Struktur der fallbezogenen Kooperation beim Verdacht auf Kindeswohlgefährdung

Kindparteiliche Moderation

Frau Discher stellt vor, wie zentral wichtig die geschulte kindparteiliche Moderation (Was hilft dem Kind?) solcher Treffen sei. Ihrer Erfahrung nach seien die Reibungsverluste, die es in der konkreten Fallarbeit zwischen verschiedenen Akteur*innen häufig gebe, am besten mit Hilfe einer Moderation aufzufangen, die nach etwa zehn Minuten „Jammerrunde“, den Fokus - mit Wertschätzung für die Sorge aller Einzelnen - zurück auf das Kind bringe: „Was können wir denn jetzt unternehmen, um diesem Kind zu helfen?“ Eine solche Morderator*innenrolle könne erlernt werden und hänge ganz maßgeblich von der Haltung ab, eine Moderation im Sinne des Kindeswohls durchzuführen.

Auch der Einbezug von Sorgeberechtigten und auch Kindern in die interdisziplinäre Fallverständigung sei in Einzelfällen erprobt worden und zu befürworten, weil - entgegen manchen kritischen Stimmen – möglich. Allerdings hätten die Sorgeberechtigten nicht immer so ein großes Interesse an einer Teilnahme oder der Sinn dieser Treffen sei für sie nicht einsichtig.

 

Klare Zuordnung der Fallverantwortung und Etablierung fachübergreifender Strukturen

Herr Materla und Herr Walhorn geben zu bedenken, dass zwar grundsätzlich diskutiert werden könne, ob die Fallverantwortung auf ein interdisziplinäres Gremium zur Beratung von KWG-Fällen anstatt wie bisher auf die/den fallverantwortliche/n ASD-Mitarbeiter*in übertragen werden könne. Allerdings bedürfe es aber in der Regel einer klaren Verantwortungszuschreibung an eine Behörde, um den rechtlichen Ansprüchen zu genügen.
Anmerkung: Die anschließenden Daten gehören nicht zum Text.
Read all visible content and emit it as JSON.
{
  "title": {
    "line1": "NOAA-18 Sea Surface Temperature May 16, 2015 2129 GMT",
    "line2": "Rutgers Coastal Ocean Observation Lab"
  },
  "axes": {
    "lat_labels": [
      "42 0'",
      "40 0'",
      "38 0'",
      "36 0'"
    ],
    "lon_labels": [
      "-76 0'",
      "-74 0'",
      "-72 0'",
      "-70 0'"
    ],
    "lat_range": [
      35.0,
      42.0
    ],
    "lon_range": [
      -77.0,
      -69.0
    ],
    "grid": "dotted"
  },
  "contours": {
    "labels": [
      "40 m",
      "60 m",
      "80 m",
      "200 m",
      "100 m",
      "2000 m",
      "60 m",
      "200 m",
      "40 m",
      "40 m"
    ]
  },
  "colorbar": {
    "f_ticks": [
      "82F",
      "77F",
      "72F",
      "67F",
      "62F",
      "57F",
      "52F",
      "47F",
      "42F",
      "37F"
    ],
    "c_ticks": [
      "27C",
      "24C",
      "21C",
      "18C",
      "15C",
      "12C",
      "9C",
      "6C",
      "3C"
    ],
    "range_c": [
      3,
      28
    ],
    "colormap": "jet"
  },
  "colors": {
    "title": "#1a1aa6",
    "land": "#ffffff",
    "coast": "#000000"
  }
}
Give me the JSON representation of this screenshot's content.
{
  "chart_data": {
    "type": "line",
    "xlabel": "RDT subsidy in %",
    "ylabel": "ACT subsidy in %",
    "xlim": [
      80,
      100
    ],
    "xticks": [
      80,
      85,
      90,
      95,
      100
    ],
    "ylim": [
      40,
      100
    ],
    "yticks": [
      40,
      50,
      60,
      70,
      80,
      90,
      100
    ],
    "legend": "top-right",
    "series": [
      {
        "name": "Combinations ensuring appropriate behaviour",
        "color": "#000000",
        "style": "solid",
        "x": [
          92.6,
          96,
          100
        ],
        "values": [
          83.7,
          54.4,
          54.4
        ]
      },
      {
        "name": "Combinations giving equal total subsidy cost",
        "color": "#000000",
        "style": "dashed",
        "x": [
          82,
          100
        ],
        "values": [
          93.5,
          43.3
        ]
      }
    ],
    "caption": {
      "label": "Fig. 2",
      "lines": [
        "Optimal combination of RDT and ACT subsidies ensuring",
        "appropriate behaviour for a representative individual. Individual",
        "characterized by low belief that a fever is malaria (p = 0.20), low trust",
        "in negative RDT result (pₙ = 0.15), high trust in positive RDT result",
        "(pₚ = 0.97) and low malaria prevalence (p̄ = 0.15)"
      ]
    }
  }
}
Für den Gefährdungseinschätzungsprozess bei komplexen Fällen ist es laut Herrn Materla dringend notwendig fachübergreifende Strukturen zur Bearbeitung gewichtiger Fälle im Kinderschutz einzurichten. Die Einschätzung von Gefährdungsfällen sei nämlich, so Materla, keine Angelegenheit mehr, die man mit zwei bis drei Personen im ASD erledigen könne. Dies könne aus seiner Sicht beispielsweise durch ein Kinderschutzzentrum in jedem Kreis gewährleistet werden, so dass im Falle sexuellen Missbrauchs und anderer komplexer Gefährdungslagen der Einbezug der fachlichen Sicht von Psychologie, Justiz und anderen Professionen ermöglicht würde.